I so agree. I have so much going on for myself I don't see myself being able to handle another thing that causes stress. I know, I keep telling her about the fertility issues but she seems to refuse to believe that. But our second child will definitely be after she turns 30 so I might prove her wrong!
Having kids can be stressful, but they are quite the blessing as well. My sister in law has some issues with anxiety, but has a happy family with five children. I would encourage you to speak with your GP and your spouse about your concerns. Maybe some of these resources would be encouraging for you? list.ly/list/1D9h-why-marri...
Having kids changes how we see the world. We no longer can focus on ourselves and our issues. For me the anxiety and depression has gotten better having a child. Enjoy the process. Mental health can be a hindrance, but it doesn’t have to be.
I feel you. What I did was talked to my husband. Discuss with him what’s going on and what you feel. I know its hard but you need to talk to your partner and discuss or plan what you can do. I’m 26 and we plan on having our baby when we’re 30 and hopefully by that time i’m doing fine.
Children really are a blessing. I say a person really doesn't know love until there's a little one looking at you. A little "you."
I think you were on to something when you thought about changing your perspective. You will gain so much by looking at things from another perspective. It is so rewarding, and even freeing to see another's view.
My husband & I had children young. WE LOVE THAT WE ARE YOUNGER PARENTS! LOVE IT!
I feel sorry, really, for my brother-in-law. My husband's brother is only a year younger, yet waiting to have children, when our oldest entered college, their youngest entered kindergarten!

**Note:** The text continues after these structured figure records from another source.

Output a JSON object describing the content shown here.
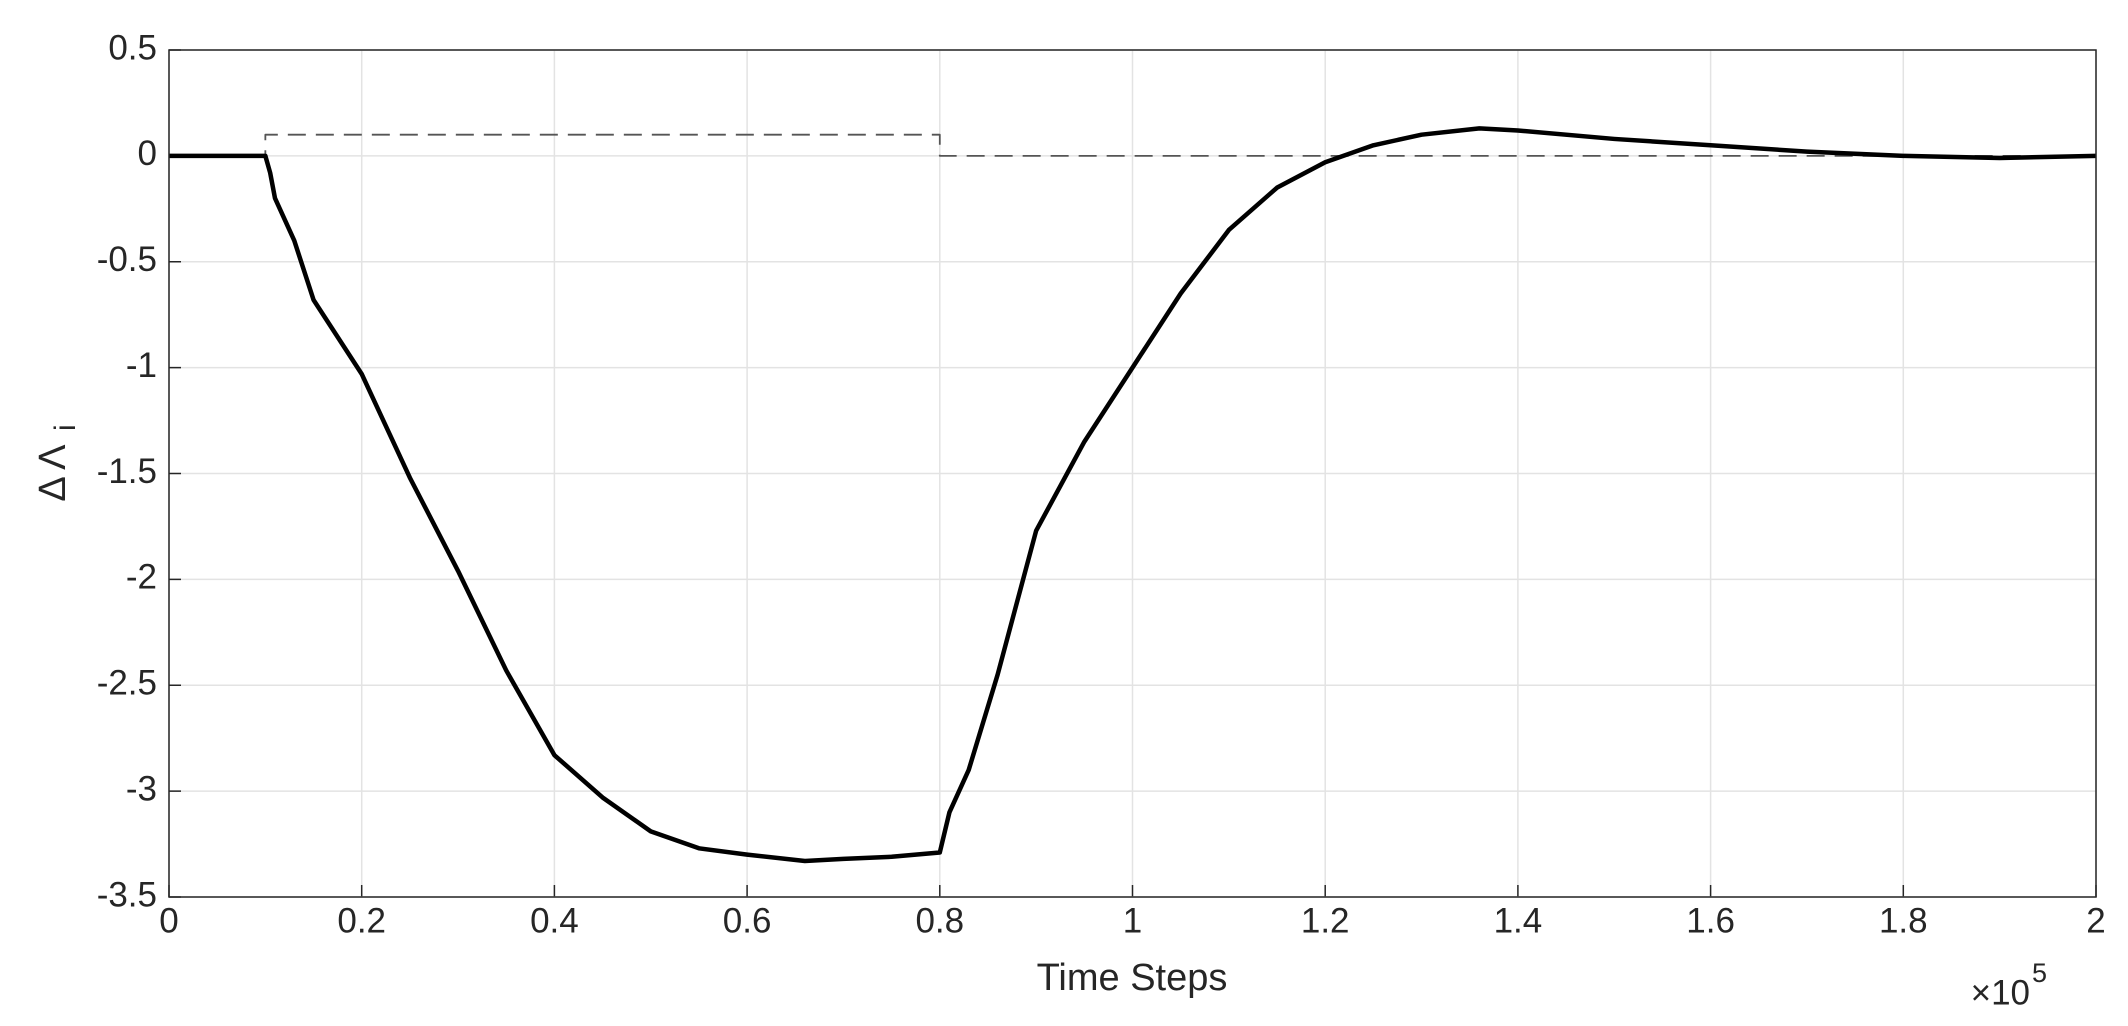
{
  "chart_data": {
    "type": "line",
    "xlabel": "Time Steps",
    "ylabel": "Δ Λ",
    "ylabel_subscript": "i",
    "x_multiplier": "×10",
    "x_multiplier_exponent": "5",
    "xlim": [
      0,
      2
    ],
    "xticks": [
      0,
      0.2,
      0.4,
      0.6,
      0.8,
      1,
      1.2,
      1.4,
      1.6,
      1.8,
      2
    ],
    "ylim": [
      -3.5,
      0.5
    ],
    "yticks": [
      -3.5,
      -3,
      -2.5,
      -2,
      -1.5,
      -1,
      -0.5,
      0,
      0.5
    ],
    "grid": true,
    "series": [
      {
        "color": "#000000",
        "dash": false,
        "x": [
          0,
          0.1,
          0.105,
          0.11,
          0.13,
          0.15,
          0.2,
          0.25,
          0.3,
          0.35,
          0.4,
          0.45,
          0.5,
          0.55,
          0.6,
          0.66,
          0.7,
          0.75,
          0.8,
          0.81,
          0.83,
          0.86,
          0.9,
          0.95,
          1.0,
          1.05,
          1.1,
          1.15,
          1.2,
          1.25,
          1.3,
          1.36,
          1.4,
          1.5,
          1.6,
          1.7,
          1.8,
          1.9,
          2.0
        ],
        "values": [
          0,
          0,
          -0.08,
          -0.2,
          -0.4,
          -0.68,
          -1.03,
          -1.52,
          -1.96,
          -2.43,
          -2.83,
          -3.03,
          -3.19,
          -3.27,
          -3.3,
          -3.33,
          -3.32,
          -3.31,
          -3.29,
          -3.1,
          -2.9,
          -2.45,
          -1.77,
          -1.35,
          -1.0,
          -0.65,
          -0.35,
          -0.15,
          -0.03,
          0.05,
          0.1,
          0.13,
          0.12,
          0.08,
          0.05,
          0.02,
          0.0,
          -0.01,
          0
        ]
      },
      {
        "color": "#555555",
        "dash": true,
        "x": [
          0,
          0.1,
          0.1,
          0.8,
          0.8,
          2.0
        ],
        "values": [
          0,
          0,
          0.1,
          0.1,
          0,
          0
        ]
      }
    ]
  }
}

I don't have serious anxiety and depression, but have mild attacks mainly due to seizures/medication or both, who knows? Since I had to give up work (the frequency of seizures increased) I find that getting out, going jogging helps my anxiety and depression. I have 2 kids myself, (I'm 45) and try and be positive as possible, sometimes I find music helps me get through the day, sometimes I write or play an instrument. I think the main trick is to find ways to keep your mind engaged in activities you enjoy to stop it dwelling on dark thoughts. When I have an anxiety attack, I slow down my breathing or meditation can help train your mind too. Try everything you can. Personally I find kids positive, but I think it can help to have a support group too. There are times when kids can be stressful, but if you find a support group, that will help, a lot!